Innovationsfondsprojekt zu geriatrischen Risikopatienten bewährt sich

Berlin – Ältere und gebrechliche Menschen profitieren von einem strukturierten Risikoscreening und daraus abgeleiteten Interventionen, wenn sie im Krankenhaus behandelt werden müssen.
Zu diesem Ergebnis kommt das vom Innovationsfonds des Gemeinsamen Bundesausschusses (G-BA) geförderte Projekt „Redurisk“, das am Universitätsklinikum Freiburg durchgeführt wurde. Die Ergebnisse werden an die Deutsche Krankenhausgesellschaft (DKG) sowie verschiedene medizinische Fachgesellschaften weitergereicht.
Ausgangspunkt des Projekts war die Beobachtung, dass Krankenhausaufenthalte bei geriatrischen Patienten häufig mit funktionellem Abbau, Immobilität, Delir, Rehospitalisierungen und weiteren pflegerelevanten Risiken verbunden sind.
Das Redurisk-Programm sollte diesen Risiken durch ein strukturiertes Risikoscreening und individuell kombinierbare Interventionsmodule begegnen. Je nach Bedarf umfassten diese Gesundheitsinformationen, Delirprävention, Mobilitätstraining, Versorgungsplanung sowie das Management von Polypharmazie. Ergänzt wurde das Programm durch Nachsorgekontakte nach der Entlassung.
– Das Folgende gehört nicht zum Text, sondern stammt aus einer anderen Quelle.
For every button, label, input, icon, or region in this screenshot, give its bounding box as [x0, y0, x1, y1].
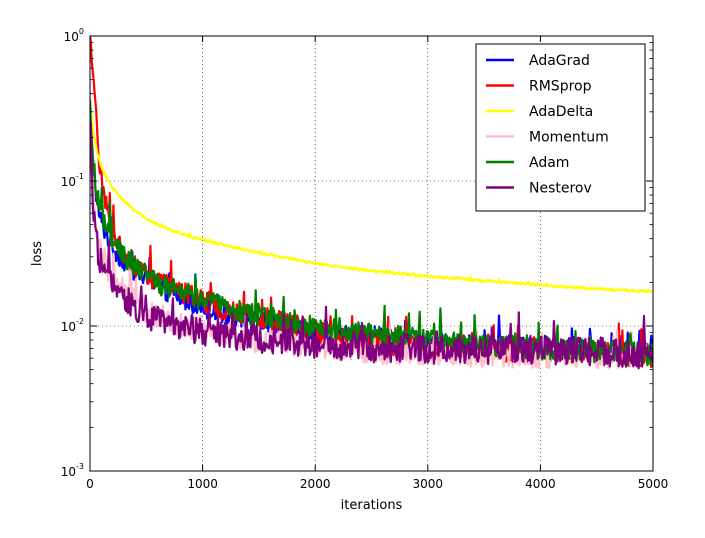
x-tick-label: 3000 [413, 477, 444, 491]
legend-frame [475, 43, 646, 212]
x-tick-label: 4000 [525, 477, 556, 491]
legend-label: Adam [529, 155, 569, 171]
legend-label: AdaDelta [529, 104, 593, 120]
x-tick-label: 0 [86, 477, 94, 491]
legend-label: Nesterov [529, 181, 592, 197]
series-lines [90, 36, 653, 370]
legend-label: Momentum [529, 130, 609, 146]
y-tick-label: 10-2 [61, 317, 84, 334]
legend: AdaGrad RMSprop AdaDelta Momentum Adam Nester… [475, 43, 646, 212]
x-tick-label: 1000 [187, 477, 218, 491]
legend-label: AdaGrad [529, 53, 590, 69]
ticks: 0 1000 2000 3000 4000 5000 10-3 10-2 10-1 100 [61, 27, 669, 491]
series-line-adadelta [90, 99, 653, 294]
y-axis-label: loss [30, 241, 45, 266]
x-axis-label: iterations [341, 498, 403, 513]
x-tick-label: 5000 [638, 477, 669, 491]
x-tick-label: 2000 [300, 477, 331, 491]
y-tick-label: 100 [64, 27, 84, 44]
plot-frame [89, 35, 654, 472]
y-tick-label: 10-1 [61, 172, 84, 189]
y-tick-label: 10-3 [61, 462, 84, 479]
legend-label: RMSprop [529, 79, 592, 95]
series-line-nesterov [90, 122, 653, 370]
Die entsprechende Studie schloss 589 Menschen ab 70 Jahren mit erhöhtem Risiko für funktionellen Abbau, Immobilität, Delir oder Rehospitalisierung ein. 370 Teilnehmende wurden der Interventionsgruppe und 219 der Kontrollgruppe zugeteilt. Insgesamt erhielten 337 Personen der Interventionsgruppe 4.323 Interventionseinheiten. Am häufigsten kamen Module zur Delirprävention und zum Mobilitätstraining zum Einsatz.
Die Auswertung zeigte signifikante Vorteile der Intervention gegenüber der Routineversorgung. Nach Kontrolle von Unterschieden zwischen den Gruppen verbesserten sich die Aktivitäten des täglichen Lebens bei der Entlassung und sechs Monate später.
Zudem zeigte sich nach sechs Monaten eine signifikante Verbesserung der Mobilität. Darüber hinaus verbesserten sich die kognitive Leistungsfähigkeit bei der Entlassung sowie die körperliche Lebensqualität nach sechs Monaten.
Für die Endpunkte Stürze, Delir und Rehospitalisierungen gab es in der Studie keine signifikanten Unterschiede zwischen Interventions- und Kontrollgruppe. Auch die Kosten der Gesundheitsversorgung unterschieden sich nicht signifikant. Beide Gruppen verzeichneten allerdings eine Abnahme potenziell inadäquater Medikation, wobei diese über sechs Monate in der Interventionsgruppe stärker ausfiel.
Nach Einschätzung der Projektgruppe erwies sich das Redurisk-Programm als praktikabel und ließ sich in den Klinikalltag gut integrieren.